Исидора тошнит от запаха кожи.
— Это… ужасно.
— Жаль, это слишком по-человечески, — говорит Наставник. — Но кое-какая надежда все-таки есть. Если мы сможем отыскать информацию, доктор Феррейра считает, что сможет отсечь помехи от его экзопамяти и восстановить его полностью.
Исидор глубоко вздыхает. Свой гнев он растворяет в спокойном озере тайны.
— А ты не догадываешься, почему здесь оказался?
Исидор посредством гевулота исследует помещение — повсюду ощущается характерное для граждан Ублиетта стремление сохранить свою личность в неприкосновенности. Все заведение кажется обтекаемо-гладким. Пытаться проникнуть в экзопамять, касающуюся происходящих здесь событий, все равно что хватать руками воздух.

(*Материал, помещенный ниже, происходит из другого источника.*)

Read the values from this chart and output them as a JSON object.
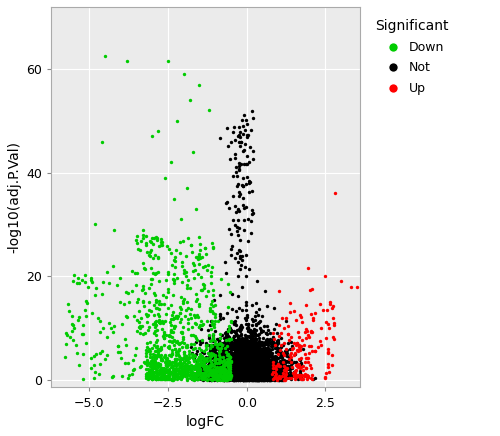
{
  "xlabel": "logFC",
  "ylabel": "-log10(adj.P.Val)",
  "legend_title": "Significant",
  "legend_labels": [
    "Down",
    "Not",
    "Up"
  ],
  "legend_colors": [
    "#00CC00",
    "#000000",
    "#FF0000"
  ],
  "bg_color": "#EBEBEB",
  "grid_color": "#FFFFFF",
  "xlim": [
    -6.2,
    3.6
  ],
  "ylim": [
    -1.5,
    72
  ],
  "xticks": [
    -5.0,
    -2.5,
    0.0,
    2.5
  ],
  "yticks": [
    0,
    20,
    40,
    60
  ],
  "point_size": 6,
  "point_alpha": 1.0,
  "seed": 42
}
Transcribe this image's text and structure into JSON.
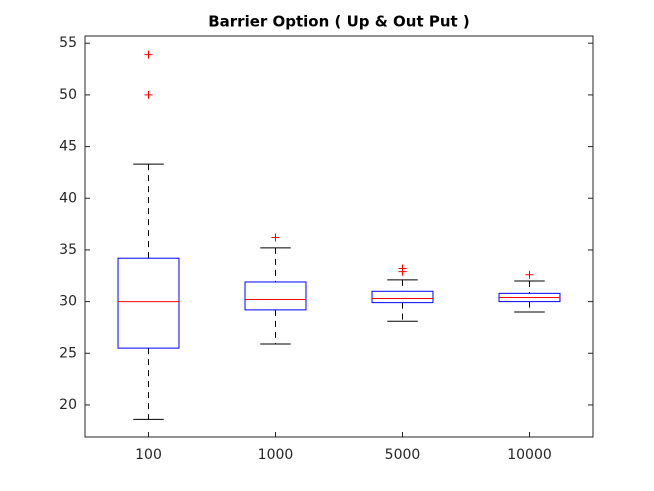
{
  "chart_data": {
    "type": "box",
    "title": "Barrier Option ( Up & Out Put )",
    "categories": [
      "100",
      "1000",
      "5000",
      "10000"
    ],
    "boxes": [
      {
        "min": 18.6,
        "q1": 25.5,
        "median": 30.0,
        "q3": 34.2,
        "max": 43.3,
        "outliers": [
          50.0,
          53.9
        ]
      },
      {
        "min": 25.9,
        "q1": 29.2,
        "median": 30.2,
        "q3": 31.9,
        "max": 35.2,
        "outliers": [
          36.2
        ]
      },
      {
        "min": 28.1,
        "q1": 29.9,
        "median": 30.3,
        "q3": 31.0,
        "max": 32.1,
        "outliers": [
          32.9,
          33.2
        ]
      },
      {
        "min": 29.0,
        "q1": 30.0,
        "median": 30.4,
        "q3": 30.8,
        "max": 32.0,
        "outliers": [
          32.6
        ]
      }
    ],
    "box_color": "#0000ff",
    "median_color": "#ff0000",
    "whisker_color": "#000000",
    "outlier_color": "#ff0000",
    "ylim": [
      16.9,
      55.7
    ],
    "yticks": [
      20,
      25,
      30,
      35,
      40,
      45,
      50,
      55
    ]
  }
}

— Для него это было весьма уединенное место, — говорит Исидор. — Я не думаю, что он открывал свой гевулот даже для самых близких членов семьи.
Появляются три маленьких синтбиотических дрона — большие проворные пауки, окрашенные в ярко-зеленый и пурпурный цвета. Они подкручивают ручки конш-машины, и ритм немного повышается. Один из них останавливается, чтобы исследовать Наставника, паучьи лапы трогают его плащ. Наставник отталкивает дрона резким движением трости, и тот убирается прочь.
— Правильно, — говорит Наставник.
Он приближается к Исидору и встает так близко, что в серебристом овале появляется неискаженное отражение его лица. Волнистые волосы растрепались, щеки горят.
— У нас нет иной возможности восстановить произошедшие здесь события, кроме как старинным способом. И как ни грустно мне это признавать, у тебя, похоже, имеется к этому определенный талант.
На таком близком расстоянии от Наставника ощущается странный сладковатый запах, напоминающий ароматы специй, а металлическая маска как будто излучает тепло. Исидор делает шаг назад и откашливается.